Rahul Sethi, president, e-commerce, Tradus.in, an Ibibo venture that’s six months old, said: “We dived into this category because of strong demand from customers who were buying toys and kids’ accessories from Tradus.in. We cater to the mid-price segment through brands including Lilliput, Disney and Barbie. We have seen a healthy 90% month-on-month growth.”
Almost 60 to 70% of people buying kidswear from Tradus.in come from the top five metros and are 30-40 years old.
Yehbi.com from BigShoeBazar launched kidswear in 2010, stocking Catmoss, Gini & Jony, Disney, Barbie, Superman and Spiderman. “This category is on an upswing, especially because kids themselves log on the sites and want to grab the best of deals,” said Manmohan Agarwal, CEO, BigShoeBazaar India. “From one order per minute in December 2010, we are seeing three orders per minute.
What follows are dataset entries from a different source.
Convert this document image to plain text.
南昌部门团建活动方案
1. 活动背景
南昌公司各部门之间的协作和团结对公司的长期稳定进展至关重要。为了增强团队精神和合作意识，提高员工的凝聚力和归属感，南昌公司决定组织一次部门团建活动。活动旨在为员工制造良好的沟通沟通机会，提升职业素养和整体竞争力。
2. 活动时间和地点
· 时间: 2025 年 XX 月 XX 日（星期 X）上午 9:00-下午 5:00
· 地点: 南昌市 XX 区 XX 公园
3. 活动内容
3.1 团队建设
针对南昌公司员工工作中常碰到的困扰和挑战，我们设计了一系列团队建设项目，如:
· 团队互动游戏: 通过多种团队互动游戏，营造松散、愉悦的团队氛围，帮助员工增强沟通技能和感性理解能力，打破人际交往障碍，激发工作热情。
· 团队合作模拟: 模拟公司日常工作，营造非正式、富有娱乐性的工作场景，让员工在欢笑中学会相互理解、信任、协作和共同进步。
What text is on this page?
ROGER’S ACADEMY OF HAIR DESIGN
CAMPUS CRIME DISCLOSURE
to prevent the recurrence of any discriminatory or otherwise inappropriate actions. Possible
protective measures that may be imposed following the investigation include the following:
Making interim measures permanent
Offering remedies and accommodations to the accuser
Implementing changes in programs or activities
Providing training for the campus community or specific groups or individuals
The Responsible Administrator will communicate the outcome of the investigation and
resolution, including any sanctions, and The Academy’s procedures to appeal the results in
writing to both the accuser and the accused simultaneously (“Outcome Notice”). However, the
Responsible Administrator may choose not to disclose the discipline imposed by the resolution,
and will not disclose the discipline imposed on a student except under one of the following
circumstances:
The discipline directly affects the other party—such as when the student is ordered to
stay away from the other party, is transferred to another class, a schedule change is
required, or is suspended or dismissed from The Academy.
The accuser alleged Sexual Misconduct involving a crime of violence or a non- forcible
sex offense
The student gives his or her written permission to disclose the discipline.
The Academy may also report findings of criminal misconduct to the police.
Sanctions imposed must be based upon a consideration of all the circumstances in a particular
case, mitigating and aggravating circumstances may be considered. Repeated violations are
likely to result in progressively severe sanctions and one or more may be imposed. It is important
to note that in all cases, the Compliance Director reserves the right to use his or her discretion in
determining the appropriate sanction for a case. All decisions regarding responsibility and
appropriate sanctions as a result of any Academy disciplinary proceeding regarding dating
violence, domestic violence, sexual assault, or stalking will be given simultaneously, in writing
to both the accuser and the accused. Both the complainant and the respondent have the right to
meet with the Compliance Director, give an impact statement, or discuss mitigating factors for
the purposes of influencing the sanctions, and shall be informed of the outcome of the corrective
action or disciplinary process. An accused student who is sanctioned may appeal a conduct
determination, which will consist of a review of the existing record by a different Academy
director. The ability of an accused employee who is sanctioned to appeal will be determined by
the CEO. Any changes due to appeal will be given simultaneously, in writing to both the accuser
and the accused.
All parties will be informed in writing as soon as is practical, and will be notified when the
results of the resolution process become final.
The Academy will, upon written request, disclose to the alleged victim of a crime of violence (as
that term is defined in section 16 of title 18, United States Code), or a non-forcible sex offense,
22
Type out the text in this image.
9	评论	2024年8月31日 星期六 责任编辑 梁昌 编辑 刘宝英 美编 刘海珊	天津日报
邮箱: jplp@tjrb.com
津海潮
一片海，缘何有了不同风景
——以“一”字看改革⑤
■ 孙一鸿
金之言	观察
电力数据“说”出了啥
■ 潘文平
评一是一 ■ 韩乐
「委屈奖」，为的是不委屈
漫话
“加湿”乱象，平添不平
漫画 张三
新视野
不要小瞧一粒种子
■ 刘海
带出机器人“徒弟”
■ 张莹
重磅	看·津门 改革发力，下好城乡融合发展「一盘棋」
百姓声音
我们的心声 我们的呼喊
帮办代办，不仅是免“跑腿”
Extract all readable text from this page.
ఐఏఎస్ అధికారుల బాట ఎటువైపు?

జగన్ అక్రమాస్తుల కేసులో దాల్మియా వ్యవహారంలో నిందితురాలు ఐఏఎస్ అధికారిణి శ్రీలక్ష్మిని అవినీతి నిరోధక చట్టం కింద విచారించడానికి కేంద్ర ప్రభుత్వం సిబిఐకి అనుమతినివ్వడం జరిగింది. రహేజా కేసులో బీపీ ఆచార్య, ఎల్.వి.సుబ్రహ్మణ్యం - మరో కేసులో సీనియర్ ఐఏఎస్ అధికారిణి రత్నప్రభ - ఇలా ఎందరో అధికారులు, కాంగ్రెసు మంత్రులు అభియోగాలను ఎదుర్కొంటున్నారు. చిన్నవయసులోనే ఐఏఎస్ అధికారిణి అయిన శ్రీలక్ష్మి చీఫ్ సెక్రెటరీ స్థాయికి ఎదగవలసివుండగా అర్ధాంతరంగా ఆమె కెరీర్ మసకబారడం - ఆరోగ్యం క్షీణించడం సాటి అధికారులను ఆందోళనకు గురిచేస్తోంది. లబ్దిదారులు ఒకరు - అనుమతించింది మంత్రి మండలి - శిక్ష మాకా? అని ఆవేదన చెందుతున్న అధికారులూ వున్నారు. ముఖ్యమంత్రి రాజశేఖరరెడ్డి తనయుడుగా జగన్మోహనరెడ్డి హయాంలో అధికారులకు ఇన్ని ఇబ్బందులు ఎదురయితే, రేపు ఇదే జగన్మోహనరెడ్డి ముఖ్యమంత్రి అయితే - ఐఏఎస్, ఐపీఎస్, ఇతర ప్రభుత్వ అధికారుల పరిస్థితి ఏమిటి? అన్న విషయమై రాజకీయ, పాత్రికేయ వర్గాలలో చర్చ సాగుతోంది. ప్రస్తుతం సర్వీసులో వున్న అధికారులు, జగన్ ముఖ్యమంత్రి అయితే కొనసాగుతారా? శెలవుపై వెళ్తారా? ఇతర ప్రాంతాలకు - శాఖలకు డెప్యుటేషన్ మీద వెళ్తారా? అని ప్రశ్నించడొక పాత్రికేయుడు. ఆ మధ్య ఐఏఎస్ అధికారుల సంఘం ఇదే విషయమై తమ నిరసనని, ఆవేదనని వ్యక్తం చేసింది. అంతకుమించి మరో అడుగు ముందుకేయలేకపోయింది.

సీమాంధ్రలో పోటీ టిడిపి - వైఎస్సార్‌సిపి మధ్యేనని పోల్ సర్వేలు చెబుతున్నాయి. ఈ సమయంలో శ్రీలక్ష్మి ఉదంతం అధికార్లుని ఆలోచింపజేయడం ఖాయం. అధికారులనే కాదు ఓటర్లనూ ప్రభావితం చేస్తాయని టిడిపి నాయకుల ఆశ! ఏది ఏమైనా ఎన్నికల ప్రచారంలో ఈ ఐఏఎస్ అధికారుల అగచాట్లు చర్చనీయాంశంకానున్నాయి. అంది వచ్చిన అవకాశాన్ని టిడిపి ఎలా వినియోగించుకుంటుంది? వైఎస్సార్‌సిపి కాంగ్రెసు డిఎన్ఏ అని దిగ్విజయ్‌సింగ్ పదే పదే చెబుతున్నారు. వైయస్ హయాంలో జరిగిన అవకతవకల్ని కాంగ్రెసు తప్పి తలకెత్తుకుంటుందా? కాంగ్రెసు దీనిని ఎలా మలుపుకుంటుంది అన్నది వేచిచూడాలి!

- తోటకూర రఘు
We expect 20-25 % increase in sales for next year.”
From the profitability perspective, business in this sector is going very well, said Abheek Singhi, partner, Boston Consulting Group.
“Though the branded kidswear segment is small, growth rates are higher. Branded apparel will catch up as people trade up. Every year, BCG surveys various categories in which people are willing to trade up, and we find that kids’ apparel has been ranking among the top 10 in the past three years.”